Extrapolated national estimates across all ages were only shown within endemicity categories on a map and therefore excluded from this analysis. Estimates in children based on extrapolated age patterns were included.
For estimates of all-age prevalence, we found that extrapolation of estimates based on seroprevalence data from other countries contributed to differences between the WHO and the IHME, as some of the largest relative differences between these sets occurred in countries where no country-specific data were available (Figure 3A). Between the WHO and Schweitzer, relative differences were larger on average in countries where the WHO included a more recent seroprevalence study, published after the Schweitzer systematic review, than in countries without recent seroprevalence studies (Figure 3A). For the latter, estimates from these two groups were very similar in line with their overlap in data sources (Table 1). However, the availability of recent empirical data did not seem to affect differences between the WHO and the IHME, despite the IHME estimates also being based on an older systematic review (Figure 3A).
The literature reviews of the CDA and the WHO both included more recent data but, in contrast to the other groups, which pooled all available data meeting inclusion criteria, the CDA scored the identified studies for quality and only included the study deemed to be the most nationally representative in each country (Table 1). Although relative differences between the WHO and the CDA estimates were not correlated with the number of empirical seroprevalence studies underlying the WHO estimate in a given country (Spearman’s ρ = −0.07), some of the largest differences occurred in countries with the largest number of input studies, such as Nigeria (Supplementary Figure 2, available as Supplementary data at IJE online). In this and several other countries, the CDA prioritized more representative and recent studies over the range of seroprevalence surveys of varying scope and mostly conducted in specific population subgroups included by the WHO, although a single particularly high-quality seroprevalence study was not available in each country (Supplementary Table 2, available as Supplementary data at IJE online).

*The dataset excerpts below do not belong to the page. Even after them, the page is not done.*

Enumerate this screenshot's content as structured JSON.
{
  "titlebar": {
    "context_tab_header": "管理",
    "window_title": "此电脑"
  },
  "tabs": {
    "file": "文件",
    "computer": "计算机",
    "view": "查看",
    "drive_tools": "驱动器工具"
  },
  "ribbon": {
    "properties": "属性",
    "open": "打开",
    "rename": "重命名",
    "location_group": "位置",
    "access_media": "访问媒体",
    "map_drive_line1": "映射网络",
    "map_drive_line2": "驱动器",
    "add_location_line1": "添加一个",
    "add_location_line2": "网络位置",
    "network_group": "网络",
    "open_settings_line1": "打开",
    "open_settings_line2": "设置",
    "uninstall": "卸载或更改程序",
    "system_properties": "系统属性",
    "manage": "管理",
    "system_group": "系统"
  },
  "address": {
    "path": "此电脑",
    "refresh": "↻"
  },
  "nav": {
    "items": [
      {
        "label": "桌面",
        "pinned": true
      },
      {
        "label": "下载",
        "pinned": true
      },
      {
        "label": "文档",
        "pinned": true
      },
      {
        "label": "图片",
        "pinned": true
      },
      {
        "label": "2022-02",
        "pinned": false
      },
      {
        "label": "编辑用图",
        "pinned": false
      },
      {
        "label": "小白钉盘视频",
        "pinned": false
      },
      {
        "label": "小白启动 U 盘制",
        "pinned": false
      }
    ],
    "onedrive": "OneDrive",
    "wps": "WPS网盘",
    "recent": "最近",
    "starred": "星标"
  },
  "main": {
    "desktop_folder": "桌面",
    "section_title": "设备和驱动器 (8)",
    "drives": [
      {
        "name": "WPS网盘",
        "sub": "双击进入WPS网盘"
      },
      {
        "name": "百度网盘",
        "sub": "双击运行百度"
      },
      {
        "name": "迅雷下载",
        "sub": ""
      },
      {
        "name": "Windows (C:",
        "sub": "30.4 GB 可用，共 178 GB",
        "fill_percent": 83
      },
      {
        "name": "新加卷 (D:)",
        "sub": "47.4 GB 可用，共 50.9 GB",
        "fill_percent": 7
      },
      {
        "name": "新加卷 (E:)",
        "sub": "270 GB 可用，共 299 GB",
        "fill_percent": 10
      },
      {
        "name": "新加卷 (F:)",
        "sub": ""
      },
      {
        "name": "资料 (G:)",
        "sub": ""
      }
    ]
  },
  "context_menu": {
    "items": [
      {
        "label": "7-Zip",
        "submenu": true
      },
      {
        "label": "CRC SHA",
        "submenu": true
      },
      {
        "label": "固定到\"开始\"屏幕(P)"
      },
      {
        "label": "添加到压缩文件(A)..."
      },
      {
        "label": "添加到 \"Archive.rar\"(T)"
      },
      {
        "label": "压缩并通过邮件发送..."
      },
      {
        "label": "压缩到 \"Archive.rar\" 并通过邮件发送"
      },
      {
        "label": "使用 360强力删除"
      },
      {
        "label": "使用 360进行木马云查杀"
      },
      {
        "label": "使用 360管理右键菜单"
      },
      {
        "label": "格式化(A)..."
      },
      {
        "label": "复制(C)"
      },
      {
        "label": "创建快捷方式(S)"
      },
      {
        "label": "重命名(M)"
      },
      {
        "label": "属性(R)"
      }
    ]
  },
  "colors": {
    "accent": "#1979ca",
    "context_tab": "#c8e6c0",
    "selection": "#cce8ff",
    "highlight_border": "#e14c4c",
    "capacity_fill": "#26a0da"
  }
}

For estimates in children <5 years of age, differences were larger than for estimates of all-age prevalence overall, and varying patterns in the prevalence ratio of estimates across all ages to the corresponding age-specific estimate in children suggest different modelling approaches as a driver of these (Figure 3B). For the IHME and WHO estimates, the prevalence ratio was smaller and less variable across countries (range 1.4–2 and 1.5–5, respectively) than for the CDA, for which estimates across all ages were between 1.3 and 12 times higher than the corresponding age-specific estimate. As a result, the WHO estimates in children <5 years old were typically higher than those from the CDA (Supplementary Figure 2, available as Supplementary data at IJE online).
Discussion
In this study, we compared the available country-specific estimates of chronic HBV prevalence across all ages and in children <5 years of age, generated by four different research groups. As the use of different modelled burden estimates in policy planning can potentially lead to very different conclusions about intervention priorities and resource allocation, we also elucidate the key drivers of differences and data gaps in HBV prevalence estimates. We found that the four sets of estimates agree on the overall global distribution of HBV burden, and that the WHO and the CDA produced remarkably similar estimates of all-age prevalence despite differences in their data sources and methodologies. However, estimates from the IHME were typically higher than those from other groups and the different groups produced disparate estimates of prevalence in children <5 years of age.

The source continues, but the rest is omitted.